Tuesday, September 08, 2020

Creating Refugees

In what is described as a “conservative” estimate, the United States’ wars launched in the aftermath of the attacks on September 11, 2001 have resulted in the displacement of at least 37 million people worldwide,

Researchers from Brown University said: their report“Creating Refugees: Displacement Caused by the United States’ Post-9/11 Wars,” indicated the actual number of people displaced worldwide by America’s post-9/11 wars could be as high as 48 to 59 million.

Those wars have forcibly displaced millions of people from not just Afghanistan and Iraq, but also Pakistan, Yemen, Somalia, the Philippines, Libya and Syria, the report said. The report found that nearly half (46 percent) of Somalia’s entire population had been displaced since the US sent military forces into the region in 2002.

The report also found that while 25.3 million people who were displaced amid US wars have since returned home, its’ authors noted: “Return does not erase the trauma of displacement or mean that those displaced have returned to their original homes or to a secure life.”

The US began a “global war on terror” in response to the 2001 terror attacks linked to Al Qaeda, sending combat forces to at least 24 countries during nearly two decades of nonstop global military involvement.

“Like other wars throughout history, the U.S. post-9/11 wars have caused millions of people — the vast majority, civilians — to fear for their lives and flee in search of safety,” the report said. “Millions have fled air strikes, bombings, artillery fire, drone attacks, gun battles, and rape. People have fled the destruction of their homes, neighborhoods, hospitals, schools, jobs, and local food and water sources. They have escaped forced evictions, death threats, and large-scale ethnic cleansing set off by the US wars in Afghanistan and Iraq in particular.”

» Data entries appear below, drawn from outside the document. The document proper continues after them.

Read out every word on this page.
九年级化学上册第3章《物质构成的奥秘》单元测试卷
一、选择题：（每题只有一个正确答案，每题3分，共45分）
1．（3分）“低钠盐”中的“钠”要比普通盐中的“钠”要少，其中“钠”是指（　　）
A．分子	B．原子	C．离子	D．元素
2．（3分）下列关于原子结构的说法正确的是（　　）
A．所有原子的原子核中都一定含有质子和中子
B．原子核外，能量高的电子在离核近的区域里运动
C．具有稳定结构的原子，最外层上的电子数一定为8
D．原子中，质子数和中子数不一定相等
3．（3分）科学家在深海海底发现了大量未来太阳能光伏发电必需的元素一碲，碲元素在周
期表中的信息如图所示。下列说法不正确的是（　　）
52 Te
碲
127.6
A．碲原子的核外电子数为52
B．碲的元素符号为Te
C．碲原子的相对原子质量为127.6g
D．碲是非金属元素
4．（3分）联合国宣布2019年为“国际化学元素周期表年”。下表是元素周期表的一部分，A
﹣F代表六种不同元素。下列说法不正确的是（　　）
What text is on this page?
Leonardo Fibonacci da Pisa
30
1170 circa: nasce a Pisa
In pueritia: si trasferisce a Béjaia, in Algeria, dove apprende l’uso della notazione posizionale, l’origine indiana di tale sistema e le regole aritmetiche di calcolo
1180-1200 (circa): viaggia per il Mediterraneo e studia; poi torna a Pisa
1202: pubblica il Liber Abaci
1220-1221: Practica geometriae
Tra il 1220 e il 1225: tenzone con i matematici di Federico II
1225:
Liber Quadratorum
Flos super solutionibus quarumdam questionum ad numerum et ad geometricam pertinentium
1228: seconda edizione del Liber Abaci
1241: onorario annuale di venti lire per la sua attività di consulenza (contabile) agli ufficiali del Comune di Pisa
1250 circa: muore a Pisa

As the US carried out military operations across the globe, domestic attitudes towards refugees became sharply polarised.

The study’s co-author David Vine said: “It tells us that US involvement in these countries has been horrifically catastrophic, horrifically damaging in ways that I don’t think that most people in the United States, in many ways myself included, have grappled with or reckoned with in even the slightest terms.”